Visai returned to Dr Kupz’s lab during a 10-week research elective in 2021 as part of the final year of his medical degree.  “In this short time, he produced another fabulous review article, which has just been accepted in the journal International Immunology,” Dr Kupz says. “Publishing seven articles in such high-profile journals as part of an honours project is absolutely phenomenal. I would take him back into my group at any time.”

Visai is working on another research project with paediatrician Dr Thomas Volkman, looking into the utility of the Quantiferon Gold test for diagnosing tuberculosis infection in young children. “Currently it is a topic of contention, and hopefully this project will bring some clarity,” he says.

Claire Hu, Georgia Bulley and Visai Muruganandah on placement on Thursday Island.

Photo by Talei Elu

‘I couldn't think of a better way to finish medical school’

As a recipient of the Lynn Kratcha Bursary, Visai spent a month in Tennessee in the United States during the second year of his medical degree. In Year 5, he was awarded the RACGP North Queensland Prize, which came with the opportunity to attend the 62nd RACGP Queensland Clinical Update in Brisbane in 2021.

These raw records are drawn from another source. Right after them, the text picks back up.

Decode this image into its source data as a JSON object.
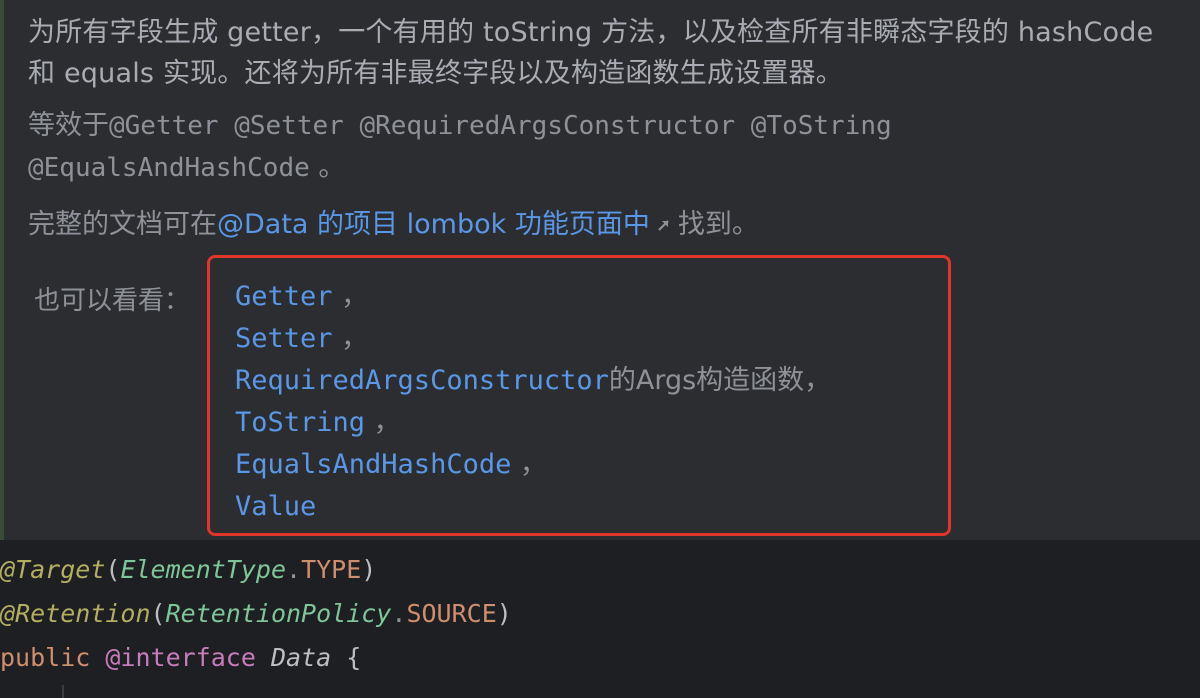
{
  "doc": {
    "description": "为所有字段生成 getter，一个有用的 toString 方法，以及检查所有非瞬态字段的 hashCode 和 equals 实现。还将为所有非最终字段以及构造函数生成设置器。",
    "equivalent_prefix": "等效于",
    "equivalent_code": "@Getter @Setter @RequiredArgsConstructor @ToString @EqualsAndHashCode",
    "equivalent_suffix": " 。",
    "fulldoc_prefix": "完整的文档可在",
    "fulldoc_link": "@Data 的项目 lombok 功能页面中",
    "fulldoc_suffix": "找到。",
    "see_also_label": "也可以看看：",
    "see_also": [
      {
        "link": "Getter",
        "suffix": " ，"
      },
      {
        "link": "Setter",
        "suffix": " ，"
      },
      {
        "link": "RequiredArgsConstructor",
        "suffix": "的Args构造函数，"
      },
      {
        "link": "ToString",
        "suffix": " ，"
      },
      {
        "link": "EqualsAndHashCode",
        "suffix": " ，"
      },
      {
        "link": "Value",
        "suffix": ""
      }
    ]
  },
  "code": {
    "line1": {
      "at": "@",
      "ann": "Target",
      "open": "(",
      "type": "ElementType",
      "dot": ".",
      "const": "TYPE",
      "close": ")"
    },
    "line2": {
      "at": "@",
      "ann": "Retention",
      "open": "(",
      "type": "RetentionPolicy",
      "dot": ".",
      "const": "SOURCE",
      "close": ")"
    },
    "line3": {
      "kw": "public",
      "at_iface": "@interface",
      "name": "Data",
      "brace": "{"
    }
  },
  "colors": {
    "highlight_border": "#e0352b",
    "link": "#5a97e6",
    "doc_background": "#2b2d30",
    "code_background": "#1e1f22"
  },
  "icons": {
    "external_link": "external-link-arrow-icon"
  }
}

His final clinical placement was a Thursday Island rural term, which he described as extraordinary. “Something that has stuck with me is the fact that huge differences can be made in people’s lives and even entire communities without the need for highly specialised and state-of-the-art facilities,” he says. “The work that can be done in a consulting room by a primary care doctor can prevent life-threatening conditions that would otherwise require thousands of dollars' worth of highly specialised equipment and personnel to treat. This was particularly evident during my time on Thursday Island.”

“One of my favourite experiences was going on primary care outreach clinics to the outer islands of the Torres Strait. Each island is like its own tropical paradise, and I feel privileged to have had the opportunity to be involved with delivering much-needed primary care to the culturally rich and beautiful communities of the Torres Strait. I couldn't think of a better way to finish medical school.”

Medical graduate in cap and gown with medal and certificate
Doctor in front of LMU building
Left: Visai with his University Medal at graduation in 2021. Right: At Lincoln Memorial University in Tennessee on his JCU Lynn Kratcha Bursary placement in second year.

Inspiration from graduates

He says the key advantage of being a JCU medical student is the opportunity to train in rural and remote places. “All students are required to complete a mandatory 20 weeks of ‘rural’. During these placements, students live and work within a rural or remote community, gaining invaluable experience that cannot be replicated in major tertiary hospitals. It gives students the opportunity to practise procedural skills and take on additional clinical responsibilities that replicate the life of a junior doctor.”

He says the JCU program’s focus on rural and remote medicine, Aboriginal and Torres Strait Islander health and tropical medicine makes it unique.

“As a socially accountable medical school, the program also aims to create a workforce that serves the needs of the community by tackling key social determinants of health,” he says.

“Seeing the difference that previous graduates have made in communities across the country and even overseas is truly inspiring.”

Visai is interested in a broad range of specialties including general practice, public health, adult medicine and paediatrics. “Regardless of which specialty I choose, I hope to combine clinical medicine with my passion for research and public health, perhaps continuing to work in the field of vaccines,” he says.

He says completing a medical degree is just the beginning: “My advice to prospective medical students is to explore a wide variety of interests inside and outside of medicine, and to keep an open mind. The ways in which you can use a medical degree to help people are endless.”